Stern: This person stands at the end of the boat, and uses a large paddle to steer. Thankfully, the boat rental company Steve the Stern. Not only did he expertly navigate the boat, he also gave us instruction and shouted encouragements at us. He was awesome.
We practiced paddling in unison and learned how to wake Hector from his resting position (stopped) into full flight (moving smoothly through the water) with two strong paddle strokes. After about 40 minutes on the water, we retreated to shore where we chatted, ate lunch and enjoyed the lively Asian heritage celebration happening on shore.
Around 1 p.m., our team was called for our first race. We were pumped! The energy was electric. Every member of the team was shouting and cheering anxiously as we prepared to begin our first race.
When the bull horn sounded, we were off with a jolt. Our boat sprang forward as Hector roared to life. We grunted and pulled with all our might as our lead rowers set a blistering pace. Hector flew down the course. I think I even saw his wings pop out during the last hundred meters to fly us to the finish. Our flag catcher climbed bravely on to Hector’s head to snatch the yellow flag, sealing our victory soundly.
We slowly paddled back to the starting line for our second pass. Despite another strong start, our pace slowed midway through the course. We had expended so much energy during our first race, our energy was waning. Luckily we had enough fire left to inch out our opponents by seconds, claiming our second win.
After some enthusiastic cheers and splashes, we went back to shore to await our next round of races.
After the remaining 10 boats finished their first two runs, we were called back to the water. A bit of our original vigor had worn off, but our boat’s energy was still very positive and focused. Our second two runs were markedly slower than our first round, but nevertheless we prevailed. Hector carried us to two more victories.
Meanwhile, several other teams were posting impressive times. Even though we had won all our races, our cumulative time placed us in third.
It all came down to our last two passes. We were trailing behind the Monkey Island Paddle Club (experienced rowers) and Accelerate Fitness (a boat full of fitness instructors).

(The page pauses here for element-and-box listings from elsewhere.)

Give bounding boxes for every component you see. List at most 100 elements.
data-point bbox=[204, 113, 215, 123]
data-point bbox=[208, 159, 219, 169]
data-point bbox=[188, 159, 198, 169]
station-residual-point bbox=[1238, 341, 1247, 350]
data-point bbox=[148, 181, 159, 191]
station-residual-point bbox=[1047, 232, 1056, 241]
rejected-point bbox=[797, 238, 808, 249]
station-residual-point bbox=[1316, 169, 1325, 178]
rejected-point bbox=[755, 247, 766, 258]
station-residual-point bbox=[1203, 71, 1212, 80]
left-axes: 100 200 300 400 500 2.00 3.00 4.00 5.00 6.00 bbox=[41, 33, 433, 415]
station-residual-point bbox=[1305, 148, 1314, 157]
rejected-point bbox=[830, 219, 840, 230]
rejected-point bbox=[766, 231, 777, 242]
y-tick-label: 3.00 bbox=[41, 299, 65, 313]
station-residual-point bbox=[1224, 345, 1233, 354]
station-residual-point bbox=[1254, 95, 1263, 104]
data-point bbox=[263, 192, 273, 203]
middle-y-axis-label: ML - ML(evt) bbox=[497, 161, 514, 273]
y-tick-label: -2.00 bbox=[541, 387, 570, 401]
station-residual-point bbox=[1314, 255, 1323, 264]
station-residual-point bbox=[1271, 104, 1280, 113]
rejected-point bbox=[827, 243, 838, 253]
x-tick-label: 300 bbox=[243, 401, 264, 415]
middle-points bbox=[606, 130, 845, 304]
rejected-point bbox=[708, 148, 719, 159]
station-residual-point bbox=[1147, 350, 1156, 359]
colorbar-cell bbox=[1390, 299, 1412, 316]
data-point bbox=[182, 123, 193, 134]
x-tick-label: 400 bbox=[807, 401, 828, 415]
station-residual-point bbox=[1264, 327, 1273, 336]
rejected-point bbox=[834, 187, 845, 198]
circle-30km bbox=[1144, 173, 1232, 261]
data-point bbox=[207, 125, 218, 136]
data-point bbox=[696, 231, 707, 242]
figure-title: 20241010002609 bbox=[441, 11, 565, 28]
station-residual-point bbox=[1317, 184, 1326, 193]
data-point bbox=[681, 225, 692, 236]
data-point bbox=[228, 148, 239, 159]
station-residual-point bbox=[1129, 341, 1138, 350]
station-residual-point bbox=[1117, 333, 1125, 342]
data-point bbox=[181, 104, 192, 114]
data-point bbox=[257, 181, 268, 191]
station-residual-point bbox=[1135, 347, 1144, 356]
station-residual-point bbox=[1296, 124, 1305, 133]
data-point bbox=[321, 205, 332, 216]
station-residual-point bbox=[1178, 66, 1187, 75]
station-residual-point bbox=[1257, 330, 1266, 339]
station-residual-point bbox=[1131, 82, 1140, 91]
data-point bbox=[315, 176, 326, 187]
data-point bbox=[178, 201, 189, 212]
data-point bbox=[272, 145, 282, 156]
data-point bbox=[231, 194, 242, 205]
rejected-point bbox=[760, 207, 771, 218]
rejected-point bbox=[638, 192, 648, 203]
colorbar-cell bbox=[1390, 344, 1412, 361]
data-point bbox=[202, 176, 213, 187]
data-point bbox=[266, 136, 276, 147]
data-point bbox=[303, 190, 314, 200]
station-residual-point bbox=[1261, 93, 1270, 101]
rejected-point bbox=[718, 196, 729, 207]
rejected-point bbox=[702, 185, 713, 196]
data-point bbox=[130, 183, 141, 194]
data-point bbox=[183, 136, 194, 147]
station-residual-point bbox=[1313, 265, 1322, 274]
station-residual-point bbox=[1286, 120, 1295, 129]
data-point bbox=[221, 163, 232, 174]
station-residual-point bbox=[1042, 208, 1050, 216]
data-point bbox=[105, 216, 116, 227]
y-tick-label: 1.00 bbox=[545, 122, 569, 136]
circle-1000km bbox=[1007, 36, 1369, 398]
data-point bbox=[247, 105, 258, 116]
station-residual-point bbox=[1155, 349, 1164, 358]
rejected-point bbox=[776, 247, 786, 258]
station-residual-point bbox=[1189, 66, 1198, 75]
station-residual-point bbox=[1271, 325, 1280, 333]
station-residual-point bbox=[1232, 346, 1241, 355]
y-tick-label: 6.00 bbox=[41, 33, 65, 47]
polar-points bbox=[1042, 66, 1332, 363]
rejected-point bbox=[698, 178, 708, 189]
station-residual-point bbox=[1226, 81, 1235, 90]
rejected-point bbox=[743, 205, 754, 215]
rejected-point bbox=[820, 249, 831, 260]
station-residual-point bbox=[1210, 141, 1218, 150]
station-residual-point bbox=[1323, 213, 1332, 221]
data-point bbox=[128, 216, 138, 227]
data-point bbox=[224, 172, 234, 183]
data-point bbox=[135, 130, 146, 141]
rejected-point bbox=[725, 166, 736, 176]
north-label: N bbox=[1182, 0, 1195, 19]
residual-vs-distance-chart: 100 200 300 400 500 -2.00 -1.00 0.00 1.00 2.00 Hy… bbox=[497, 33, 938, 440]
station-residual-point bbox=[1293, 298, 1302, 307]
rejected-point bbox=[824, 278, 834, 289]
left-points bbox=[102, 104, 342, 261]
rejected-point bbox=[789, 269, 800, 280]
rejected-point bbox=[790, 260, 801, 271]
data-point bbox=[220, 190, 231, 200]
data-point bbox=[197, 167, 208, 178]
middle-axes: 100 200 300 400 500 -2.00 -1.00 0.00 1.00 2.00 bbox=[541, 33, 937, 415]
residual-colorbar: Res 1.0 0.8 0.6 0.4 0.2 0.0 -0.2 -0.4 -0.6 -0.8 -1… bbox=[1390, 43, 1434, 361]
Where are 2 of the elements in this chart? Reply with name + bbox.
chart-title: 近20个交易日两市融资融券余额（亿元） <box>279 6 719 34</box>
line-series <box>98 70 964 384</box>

The last set of races was a grind. We finished strong, and never lost our competitive spirit and won our final two races, leaving us with a 6/6 record. Even with a perfect record, our cumulative time wasn’t fast enough to propel us to the top. Nevertheless, we were ecstatic for our third place victory.
When the race organizer announced our bronze metal finish, our entire team erupted into cheers of joy. Our team captain Adrian hoisted our trophy in the air as we celebrated our success. We exchanged high fives and sweaty hugs and vowed we would be back next year to ride Hector to a first place finish. It was a beautiful way to spend a sunny Sunday afternoon. This is precisely the type of event I never would have joined prior to my self-imposed forty by thirty challenge. Instead of my usual Sunday routine (nap, watch bad TV, another nap, surf the internet), I spent the day doing something much more memorable with a random group of co-workers. I also got to hang out with a herd of dragons, which is definitely a lifelong dream come true.